Llegó el momento de pagar todo el vino que me había bebido. Había disturbios en la ciudad, y creo que yo me pasé de listo. La lluvia empezó a cubrirlo todo, a calmarlo todo. Los chicos fueron dejando más y más espacio a lo largo del día, hasta que se encerraron en su cuarto. Cada cual dijo adiós a su manera. Quedaba algo claro por fin, que las migraciones son necesarias. Fue cuando ya no llovía, cuando los charcos dejaron las aceras húmedas, cuando me trajeron aquí. Estaba todo cerrado, dijeron que tenía que ser yo, aunque yo nunca estuve. Entrégate. No te va a doler más que otras veces. Después de protestar y dar patadas, me quedé sentado… casi sin pulso. Me dejaron en el número diez. Al principio cabeceé contra las paredes acolchadas de la habitación. Poco a poco asumí la luz roja del techo inundando el cuarto. Conforme pasaba el tiempo los ojos se cerraban y yo trataba de dormir todo el tiempo. No es exactamente la vida que tenía pensado vivir. No valía la pena preguntar nada a nadie, sino a mí mismo. Las protestas y acusaciones eran torpes e inútiles. Acurrucado en el silencio, mis palabras se diluían sin prisa, se perdían tan despacio que sólo me di cuenta cuando no me quedaban más de cien. Mi boca se cerró y empecé a no comer. Sin palabras mi cabeza empezó a beber imágenes supervivientes del naufragio, con un traje azul marino. Calles de México cubiertas de bruma, a orillas del lago cielito. Camareros con bandejas de plata. Nieve en la sierra sepultando los últimos brotes de manzanilla. Tus labios, tus medias. Un hombre con sombrero de ala ancha y gabán. Un río que vela por los barcos de vapor que nunca pude ver, salvo uno que se quedó varado en una feria de atracciones, con espejos que deformaron mi imagen y tablas sueltas en el suelo. Un móvil apagado en la gasolinera. Viajes en coche, la escuela, el parque, la luz, mi mochila…

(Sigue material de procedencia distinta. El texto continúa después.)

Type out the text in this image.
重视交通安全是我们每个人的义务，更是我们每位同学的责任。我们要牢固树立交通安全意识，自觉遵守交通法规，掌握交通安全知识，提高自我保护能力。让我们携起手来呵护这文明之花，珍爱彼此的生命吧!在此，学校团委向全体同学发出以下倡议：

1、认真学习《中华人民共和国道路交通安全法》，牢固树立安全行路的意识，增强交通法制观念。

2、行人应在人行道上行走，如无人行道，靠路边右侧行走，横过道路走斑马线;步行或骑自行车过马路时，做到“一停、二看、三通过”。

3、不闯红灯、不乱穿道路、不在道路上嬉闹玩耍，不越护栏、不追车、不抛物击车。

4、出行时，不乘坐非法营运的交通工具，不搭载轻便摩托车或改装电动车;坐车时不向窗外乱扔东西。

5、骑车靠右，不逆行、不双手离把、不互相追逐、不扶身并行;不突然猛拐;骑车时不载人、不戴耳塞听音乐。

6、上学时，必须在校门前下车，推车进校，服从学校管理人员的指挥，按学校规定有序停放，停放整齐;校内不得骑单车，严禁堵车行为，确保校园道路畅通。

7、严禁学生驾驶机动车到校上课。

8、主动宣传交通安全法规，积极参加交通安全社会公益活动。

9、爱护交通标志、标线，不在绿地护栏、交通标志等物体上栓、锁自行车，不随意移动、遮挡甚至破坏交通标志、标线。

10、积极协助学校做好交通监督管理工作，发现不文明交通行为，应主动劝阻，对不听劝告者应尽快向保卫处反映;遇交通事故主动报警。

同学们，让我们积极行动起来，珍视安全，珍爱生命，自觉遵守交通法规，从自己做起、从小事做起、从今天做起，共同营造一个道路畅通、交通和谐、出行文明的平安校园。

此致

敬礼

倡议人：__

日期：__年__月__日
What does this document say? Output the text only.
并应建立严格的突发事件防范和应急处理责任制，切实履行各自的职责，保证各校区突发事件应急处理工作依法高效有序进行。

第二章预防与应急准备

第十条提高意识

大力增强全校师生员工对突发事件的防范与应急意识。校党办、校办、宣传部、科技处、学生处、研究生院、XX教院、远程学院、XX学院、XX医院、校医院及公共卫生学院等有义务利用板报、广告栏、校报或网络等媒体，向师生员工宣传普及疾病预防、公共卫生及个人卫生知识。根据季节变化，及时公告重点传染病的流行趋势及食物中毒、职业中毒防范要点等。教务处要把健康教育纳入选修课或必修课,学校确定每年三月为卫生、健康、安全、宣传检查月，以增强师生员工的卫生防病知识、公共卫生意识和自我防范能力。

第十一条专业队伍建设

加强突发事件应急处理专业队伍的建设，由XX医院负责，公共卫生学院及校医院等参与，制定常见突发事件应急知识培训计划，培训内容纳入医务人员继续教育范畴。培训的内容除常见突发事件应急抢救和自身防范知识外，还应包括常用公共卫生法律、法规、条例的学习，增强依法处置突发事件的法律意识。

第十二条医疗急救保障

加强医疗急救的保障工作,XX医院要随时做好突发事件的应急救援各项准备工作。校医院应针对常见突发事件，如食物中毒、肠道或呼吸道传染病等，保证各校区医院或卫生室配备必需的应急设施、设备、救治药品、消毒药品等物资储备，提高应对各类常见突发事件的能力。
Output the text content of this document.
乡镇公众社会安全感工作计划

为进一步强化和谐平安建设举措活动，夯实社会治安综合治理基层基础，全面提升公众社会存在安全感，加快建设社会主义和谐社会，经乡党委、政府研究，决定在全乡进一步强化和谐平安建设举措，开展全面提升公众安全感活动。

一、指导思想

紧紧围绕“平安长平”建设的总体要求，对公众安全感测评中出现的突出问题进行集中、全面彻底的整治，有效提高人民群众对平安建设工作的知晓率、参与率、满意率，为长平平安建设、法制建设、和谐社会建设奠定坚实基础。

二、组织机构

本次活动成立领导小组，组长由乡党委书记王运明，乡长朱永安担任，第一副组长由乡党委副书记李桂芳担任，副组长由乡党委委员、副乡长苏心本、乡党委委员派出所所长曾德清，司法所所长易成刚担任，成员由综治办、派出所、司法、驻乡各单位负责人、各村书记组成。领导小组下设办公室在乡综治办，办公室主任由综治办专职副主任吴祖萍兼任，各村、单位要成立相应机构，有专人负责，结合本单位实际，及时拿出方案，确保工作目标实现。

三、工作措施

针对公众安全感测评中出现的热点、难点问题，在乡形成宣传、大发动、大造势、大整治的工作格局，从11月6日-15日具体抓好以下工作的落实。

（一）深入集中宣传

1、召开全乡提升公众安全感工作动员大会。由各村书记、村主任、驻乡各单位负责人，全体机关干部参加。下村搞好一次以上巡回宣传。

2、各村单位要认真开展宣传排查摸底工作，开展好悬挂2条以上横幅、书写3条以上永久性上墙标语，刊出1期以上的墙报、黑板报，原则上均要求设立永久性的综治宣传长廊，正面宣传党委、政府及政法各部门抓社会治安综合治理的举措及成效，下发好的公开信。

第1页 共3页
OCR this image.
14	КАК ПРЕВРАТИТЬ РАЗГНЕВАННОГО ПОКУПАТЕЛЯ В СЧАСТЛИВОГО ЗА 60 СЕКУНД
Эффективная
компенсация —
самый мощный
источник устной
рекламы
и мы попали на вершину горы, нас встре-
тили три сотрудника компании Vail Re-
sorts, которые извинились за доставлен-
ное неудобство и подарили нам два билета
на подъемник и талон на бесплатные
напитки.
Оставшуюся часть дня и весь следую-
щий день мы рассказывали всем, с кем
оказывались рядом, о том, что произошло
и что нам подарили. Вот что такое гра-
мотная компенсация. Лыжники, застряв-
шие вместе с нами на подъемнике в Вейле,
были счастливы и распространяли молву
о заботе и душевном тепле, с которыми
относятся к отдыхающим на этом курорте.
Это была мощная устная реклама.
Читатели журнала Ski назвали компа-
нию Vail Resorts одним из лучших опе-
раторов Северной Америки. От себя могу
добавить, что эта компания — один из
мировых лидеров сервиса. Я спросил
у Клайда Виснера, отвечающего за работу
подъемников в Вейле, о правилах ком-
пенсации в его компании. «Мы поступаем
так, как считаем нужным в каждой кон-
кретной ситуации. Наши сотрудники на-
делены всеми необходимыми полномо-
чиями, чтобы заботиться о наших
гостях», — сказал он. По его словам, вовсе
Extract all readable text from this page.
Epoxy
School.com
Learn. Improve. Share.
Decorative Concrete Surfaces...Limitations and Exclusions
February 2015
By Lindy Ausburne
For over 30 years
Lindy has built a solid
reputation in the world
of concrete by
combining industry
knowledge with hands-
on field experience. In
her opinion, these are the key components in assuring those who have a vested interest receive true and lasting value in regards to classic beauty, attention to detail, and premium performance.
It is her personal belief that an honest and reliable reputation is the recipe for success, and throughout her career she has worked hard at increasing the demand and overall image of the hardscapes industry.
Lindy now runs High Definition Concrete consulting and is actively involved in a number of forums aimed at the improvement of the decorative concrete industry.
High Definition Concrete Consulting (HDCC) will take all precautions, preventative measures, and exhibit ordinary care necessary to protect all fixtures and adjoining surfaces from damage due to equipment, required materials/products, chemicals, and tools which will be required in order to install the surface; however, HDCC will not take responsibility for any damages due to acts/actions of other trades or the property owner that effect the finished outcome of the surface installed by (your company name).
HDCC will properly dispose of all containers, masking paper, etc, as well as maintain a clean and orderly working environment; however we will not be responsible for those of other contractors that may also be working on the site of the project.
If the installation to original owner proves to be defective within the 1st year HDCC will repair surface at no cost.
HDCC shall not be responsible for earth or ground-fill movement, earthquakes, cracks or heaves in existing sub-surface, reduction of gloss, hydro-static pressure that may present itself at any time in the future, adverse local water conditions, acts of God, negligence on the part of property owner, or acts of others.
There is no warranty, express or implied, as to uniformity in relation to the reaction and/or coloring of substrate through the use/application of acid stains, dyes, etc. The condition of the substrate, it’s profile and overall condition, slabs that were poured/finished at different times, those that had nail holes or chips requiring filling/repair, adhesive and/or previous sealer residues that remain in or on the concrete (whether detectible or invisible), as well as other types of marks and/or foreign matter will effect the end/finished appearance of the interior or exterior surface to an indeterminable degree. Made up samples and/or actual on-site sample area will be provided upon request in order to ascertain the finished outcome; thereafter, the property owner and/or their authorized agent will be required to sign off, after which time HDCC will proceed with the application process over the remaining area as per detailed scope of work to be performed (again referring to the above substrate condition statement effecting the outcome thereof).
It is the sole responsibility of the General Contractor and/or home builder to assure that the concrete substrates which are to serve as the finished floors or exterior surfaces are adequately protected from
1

La oscuridad era roja. Mi cabeza dejó al tiempo también de ver. Ya no había palabras ni imágenes. Entonces empecé a tener miedo por si nunca salía de allí. Mis sentidos se fijaron en mi pelo largo, en mis dientes debilitados y sucios, mi aliento, mi escasa virtud para los días sin salida. Crecía todo menos mi esperanza de escapar. Sólo al tiempo dejé de masturbarme y renuncié a la existencia de mi falo para ahuyentar temores. El falo, ese vidente y artista, que conoce muy bien el futuro, ese palote de eternidad. Cuando se pasó el temor volví a estar tranquilo. La oscuridad seguía roja. Mi mente se vaciaba. Comía poco y con desgana, hasta el hecho de abrirme la puerta era una molesta intromisión de mi ausencia. Empecé a no preguntar ni siquiera a mi mismo. Una vez al día, sólo una, dejaba a mi mente acordarse de alguien que conocí en vida… incluso una vez me pregunté qué sería del drama de aquel pez pescado con el anzuelo en el ojo. Caminos rotos que terminan dando vueltas. Cuando ya no quedaba nadie de los que había conocido, cuando ya sólo quería desaparecer, dejaron de darme comida y me entregaron un diagrama con diez esferas. Cada una con un número, treinta y dos senderos y veintidós palabras. Empecé de nuevo a recordar las palabras, pero ya eran distintas, y empecé de nuevo a ver imágenes, pero también eran distintas. Ahora todo tenía su propio lugar. Los gnósticos lo llaman el árbol de la vida. Beth huele a perfume de almaciga.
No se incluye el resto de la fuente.